The Federal Railroad Administration is studying how to improve passenger service in the Northeast Corridor.

The FRA in April proposed 15 "preliminary alternatives" for upgrading the corridor.

The FRA plans to come up with a "preferred alternative" by mid-2015, complete with cost estimates and possible construction schedules.

The goal is to lay out a feasible plan for investing in the Northeast Corridor through 2040, with proposals for updated equipment, more trains, new stations, and possible new routes.

And a new multistate group, the Northeast Corridor Infrastructure and Operations Advisory Commission, has been established to coordinate planning and cost-sharing among the many users on the corridor between Washington and Boston.
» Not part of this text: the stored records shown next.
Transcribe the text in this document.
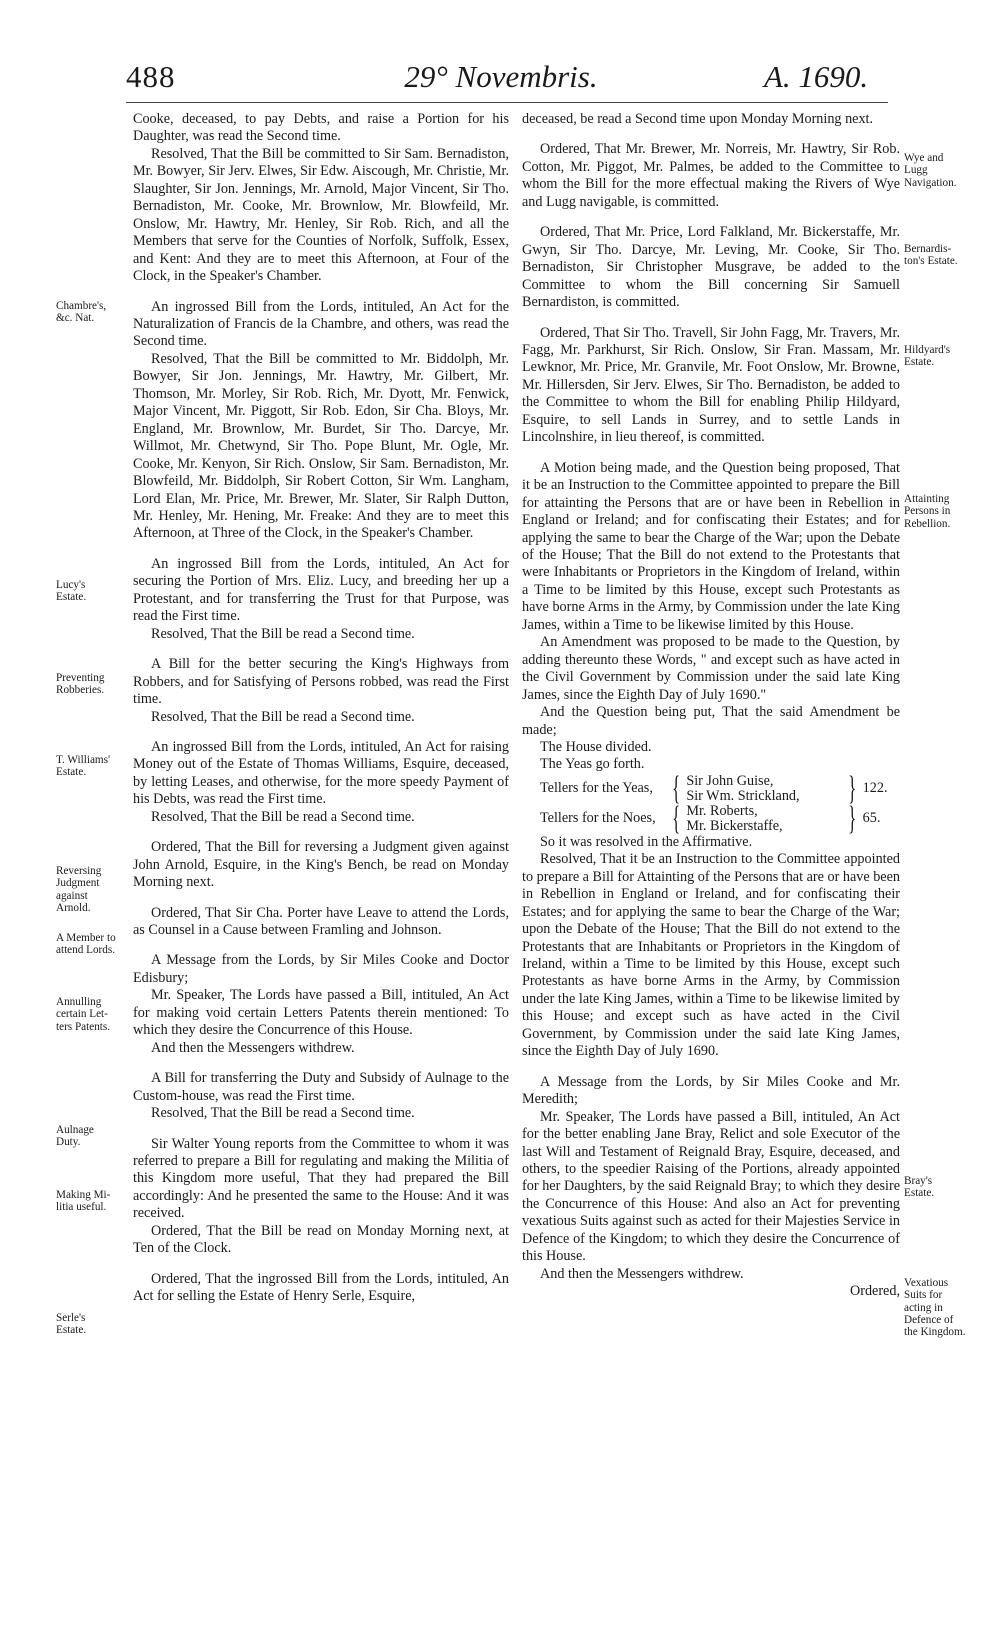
488	29° Novembris.	A. 1690.

Cooke, deceased, to pay Debts, and raise a Portion for his Daughter, was read the Second time.

Resolved, That the Bill be committed to Sir Sam. Bernadiston, Mr. Bowyer, Sir Jerv. Elwes, Sir Edw. Aiscough, Mr. Christie, Mr. Slaughter, Sir Jon. Jennings, Mr. Arnold, Major Vincent, Sir Tho. Bernadiston, Mr. Cooke, Mr. Brownlow, Mr. Blowfeild, Mr. Onslow, Mr. Hawtry, Mr. Henley, Sir Rob. Rich, and all the Members that serve for the Counties of Norfolk, Suffolk, Essex, and Kent: And they are to meet this Afternoon, at Four of the Clock, in the Speaker's Chamber.

An ingrossed Bill from the Lords, intituled, An Act for the Naturalization of Francis de la Chambre, and others, was read the Second time.

Resolved, That the Bill be committed to Mr. Biddolph, Mr. Bowyer, Sir Jon. Jennings, Mr. Hawtry, Mr. Gilbert, Mr. Thomson, Mr. Morley, Sir Rob. Rich, Mr. Dyott, Mr. Fenwick, Major Vincent, Mr. Piggott, Sir Rob. Edon, Sir Cha. Bloys, Mr. England, Mr. Brownlow, Mr. Burdet, Sir Tho. Darcye, Mr. Willmot, Mr. Chetwynd, Sir Tho. Pope Blunt, Mr. Ogle, Mr. Cooke, Mr. Kenyon, Sir Rich. Onslow, Sir Sam. Bernadiston, Mr. Blowfeild, Mr. Biddolph, Sir Robert Cotton, Sir Wm. Langham, Lord Elan, Mr. Price, Mr. Brewer, Mr. Slater, Sir Ralph Dutton, Mr. Henley, Mr. Hening, Mr. Freake: And they are to meet this Afternoon, at Three of the Clock, in the Speaker's Chamber.

An ingrossed Bill from the Lords, intituled, An Act for securing the Portion of Mrs. Eliz. Lucy, and breeding her up a Protestant, and for transferring the Trust for that Purpose, was read the First time.

Resolved, That the Bill be read a Second time.

A Bill for the better securing the King's Highways from Robbers, and for Satisfying of Persons robbed, was read the First time.

Resolved, That the Bill be read a Second time.

An ingrossed Bill from the Lords, intituled, An Act for raising Money out of the Estate of Thomas Williams, Esquire, deceased, by letting Leases, and otherwise, for the more speedy Payment of his Debts, was read the First time.

Resolved, That the Bill be read a Second time.

Ordered, That the Bill for reversing a Judgment given against John Arnold, Esquire, in the King's Bench, be read on Monday Morning next.

Ordered, That Sir Cha. Porter have Leave to attend the Lords, as Counsel in a Cause between Framling and Johnson.

A Message from the Lords, by Sir Miles Cooke and Doctor Edisbury;

Mr. Speaker, The Lords have passed a Bill, intituled, An Act for making void certain Letters Patents therein mentioned: To which they desire the Concurrence of this House.

And then the Messengers withdrew.

A Bill for transferring the Duty and Subsidy of Aulnage to the Custom-house, was read the First time.

Resolved, That the Bill be read a Second time.

Sir Walter Young reports from the Committee to whom it was referred to prepare a Bill for regulating and making the Militia of this Kingdom more useful, That they had prepared the Bill accordingly: And he presented the same to the House: And it was received.

Ordered, That the Bill be read on Monday Morning next, at Ten of the Clock.

Ordered, That the ingrossed Bill from the Lords, intituled, An Act for selling the Estate of Henry Serle, Esquire,

deceased, be read a Second time upon Monday Morning next.

Ordered, That Mr. Brewer, Mr. Norreis, Mr. Hawtry, Sir Rob. Cotton, Mr. Piggot, Mr. Palmes, be added to the Committee to whom the Bill for the more effectual making the Rivers of Wye and Lugg navigable, is committed.

Ordered, That Mr. Price, Lord Falkland, Mr. Bickerstaffe, Mr. Gwyn, Sir Tho. Darcye, Mr. Leving, Mr. Cooke, Sir Tho. Bernadiston, Sir Christopher Musgrave, be added to the Committee to whom the Bill concerning Sir Samuell Bernardiston, is committed.

Ordered, That Sir Tho. Travell, Sir John Fagg, Mr. Travers, Mr. Fagg, Mr. Parkhurst, Sir Rich. Onslow, Sir Fran. Massam, Mr. Lewknor, Mr. Price, Mr. Granvile, Mr. Foot Onslow, Mr. Browne, Mr. Hillersden, Sir Jerv. Elwes, Sir Tho. Bernadiston, be added to the Committee to whom the Bill for enabling Philip Hildyard, Esquire, to sell Lands in Surrey, and to settle Lands in Lincolnshire, in lieu thereof, is committed.

A Motion being made, and the Question being proposed, That it be an Instruction to the Committee appointed to prepare the Bill for attainting the Persons that are or have been in Rebellion in England or Ireland; and for confiscating their Estates; and for applying the same to bear the Charge of the War; upon the Debate of the House; That the Bill do not extend to the Protestants that were Inhabitants or Proprietors in the Kingdom of Ireland, within a Time to be limited by this House, except such Protestants as have borne Arms in the Army, by Commission under the late King James, within a Time to be likewise limited by this House.

An Amendment was proposed to be made to the Question, by adding thereunto these Words, " and except such as have acted in the Civil Government by Commission under the said late King James, since the Eighth Day of July 1690."

And the Question being put, That the said Amendment be made;

The House divided.

The Yeas go forth.

Tellers for the Yeas, { Sir John Guise,
Sir Wm. Strickland,	} 122.
Tellers for the Noes, { Mr. Roberts,
Mr. Bickerstaffe,	} 65.

So it was resolved in the Affirmative.

Resolved, That it be an Instruction to the Committee appointed to prepare a Bill for Attainting of the Persons that are or have been in Rebellion in England or Ireland, and for confiscating their Estates; and for applying the same to bear the Charge of the War; upon the Debate of the House; That the Bill do not extend to the Protestants that are Inhabitants or Proprietors in the Kingdom of Ireland, within a Time to be limited by this House, except such Protestants as have borne Arms in the Army, by Commission under the late King James, within a Time to be likewise limited by this House; and except such as have acted in the Civil Government, by Commission under the said late King James, since the Eighth Day of July 1690.

A Message from the Lords, by Sir Miles Cooke and Mr. Meredith;

Mr. Speaker, The Lords have passed a Bill, intituled, An Act for the better enabling Jane Bray, Relict and sole Executor of the last Will and Testament of Reignald Bray, Esquire, deceased, and others, to the speedier Raising of the Portions, already appointed for her Daughters, by the said Reignald Bray; to which they desire the Concurrence of this House: And also an Act for preventing vexatious Suits against such as acted for their Majesties Service in Defence of the Kingdom; to which they desire the Concurrence of this House.

And then the Messengers withdrew.

Ordered,

Chambre's,
&c. Nat.
Lucy's
Estate.
Preventing
Robberies.
T. Williams'
Estate.
Reversing
Judgment
against
Arnold.
A Member to
attend Lords.
Annulling
certain Let-
ters Patents.
Aulnage
Duty.
Making Mi-
litia useful.
Serle's
Estate.
Wye and
Lugg
Navigation.
Bernardis-
ton's Estate.
Hildyard's
Estate.
Attainting
Persons in
Rebellion.
Bray's
Estate.
Vexatious
Suits for
acting in
Defence of
the Kingdom.
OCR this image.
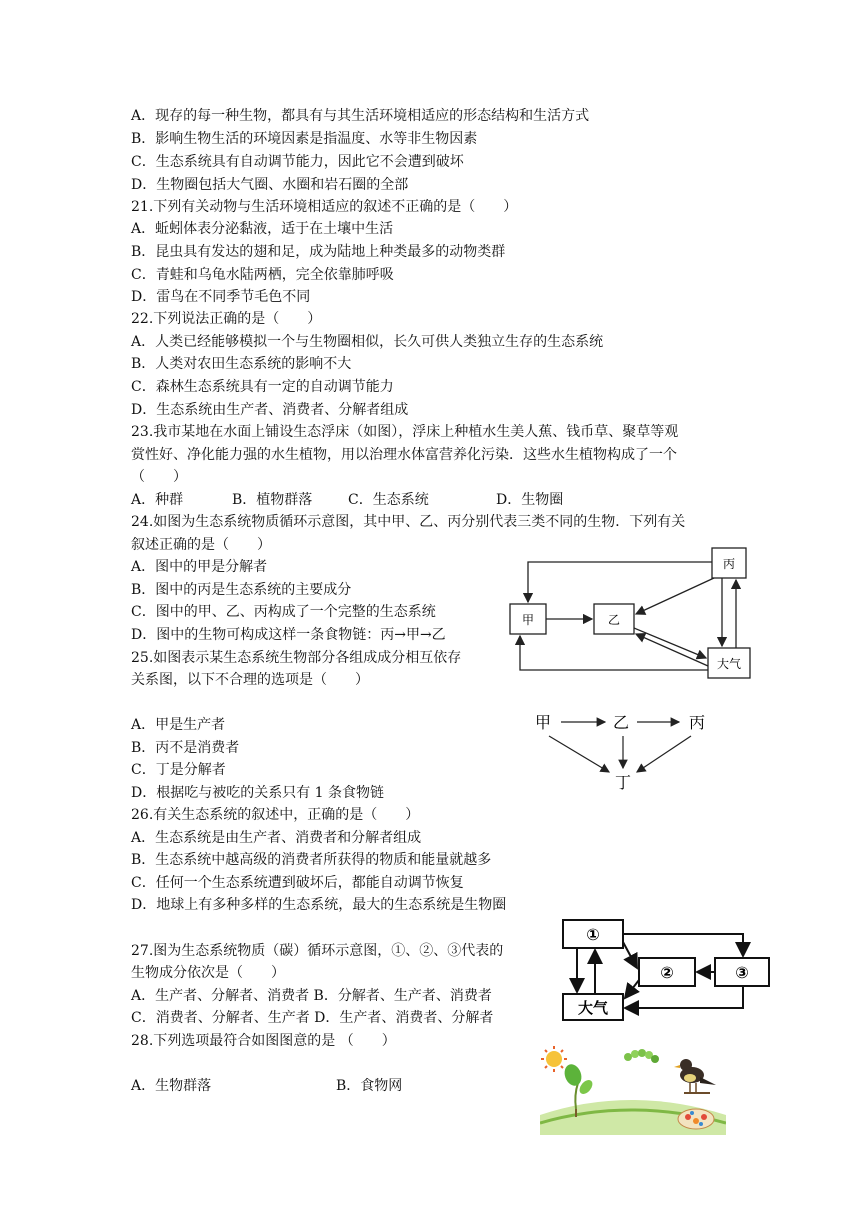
A．现存的每一种生物，都具有与其生活环境相适应的形态结构和生活方式
B．影响生物生活的环境因素是指温度、水等非生物因素
C．生态系统具有自动调节能力，因此它不会遭到破坏
D．生物圈包括大气圈、水圈和岩石圈的全部
21.下列有关动物与生活环境相适应的叙述不正确的是（　　）
A．蚯蚓体表分泌黏液，适于在土壤中生活
B．昆虫具有发达的翅和足，成为陆地上种类最多的动物类群
C．青蛙和乌龟水陆两栖，完全依靠肺呼吸
D．雷鸟在不同季节毛色不同
22.下列说法正确的是（　　）
A．人类已经能够模拟一个与生物圈相似，长久可供人类独立生存的生态系统
B．人类对农田生态系统的影响不大
C．森林生态系统具有一定的自动调节能力
D．生态系统由生产者、消费者、分解者组成
23.我市某地在水面上铺设生态浮床（如图），浮床上种植水生美人蕉、钱币草、聚草等观
赏性好、净化能力强的水生植物，用以治理水体富营养化污染．这些水生植物构成了一个
（　　）
A．种群	B．植物群落	C．生态系统	D．生物圈
24.如图为生态系统物质循环示意图，其中甲、乙、丙分别代表三类不同的生物．下列有关
叙述正确的是（　　）
A．图中的甲是分解者
B．图中的丙是生态系统的主要成分
C．图中的甲、乙、丙构成了一个完整的生态系统
D．图中的生物可构成这样一条食物链：丙→甲→乙
丙
甲	乙
大气
25.如图表示某生态系统生物部分各组成成分相互依存
关系图，以下不合理的选项是（　　）
A．甲是生产者
B．丙不是消费者
C．丁是分解者
D．根据吃与被吃的关系只有 1 条食物链
甲	乙	丙
丁
26.有关生态系统的叙述中，正确的是（　　）
A．生态系统是由生产者、消费者和分解者组成
B．生态系统中越高级的消费者所获得的物质和能量就越多
C．任何一个生态系统遭到破坏后，都能自动调节恢复
D．地球上有多种多样的生态系统，最大的生态系统是生物圈
27.图为生态系统物质（碳）循环示意图，①、②、③代表的
生物成分依次是（　　）
A．生产者、分解者、消费者 B．分解者、生产者、消费者
C．消费者、分解者、生产者 D．生产者、消费者、分解者
①
②	③
大气
28.下列选项最符合如图图意的是 （　　）
A．生物群落	B．食物网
Meredith Slesinger, the group's director of policy and outreach, said Wednesday that the requirement to craft a cost-sharing plan by October 2014 is ambitious. And she said any funding arrangement must result in increased total spending on the corridor, not simply a shifting of federal costs to the states.

Andrew Galloway, chief of Northeast Corridor planning and performance for Amtrak, agreed that "there needs to be some equity that comes out of this."

Amtrak is planning its own upgrades to the corridor, the most ambitious being new tunnels under the Hudson River to link Manhattan's Pennsylvania Station to North Jersey.

Last week, the Obama administration announced that Amtrak will get $185 million in federal funds to advance work on the tunnels.

The money, which will come from Hurricane Sandy relief funds, will be used to build an 800-foot concrete tunnel box under a huge real-estate development going up next to Penn Station.

The box will serve two new flood-resistant "Gateway" tunnels designed to provide additional rail service between New Jersey and Penn Station. The Gateway project, including the tunnels, is slated to cost $15 billion and be completed by 2025.

A congressional field hearing is scheduled for Friday in New York City on the Northeast Corridor and efforts to improve passenger service between Washington and Boston.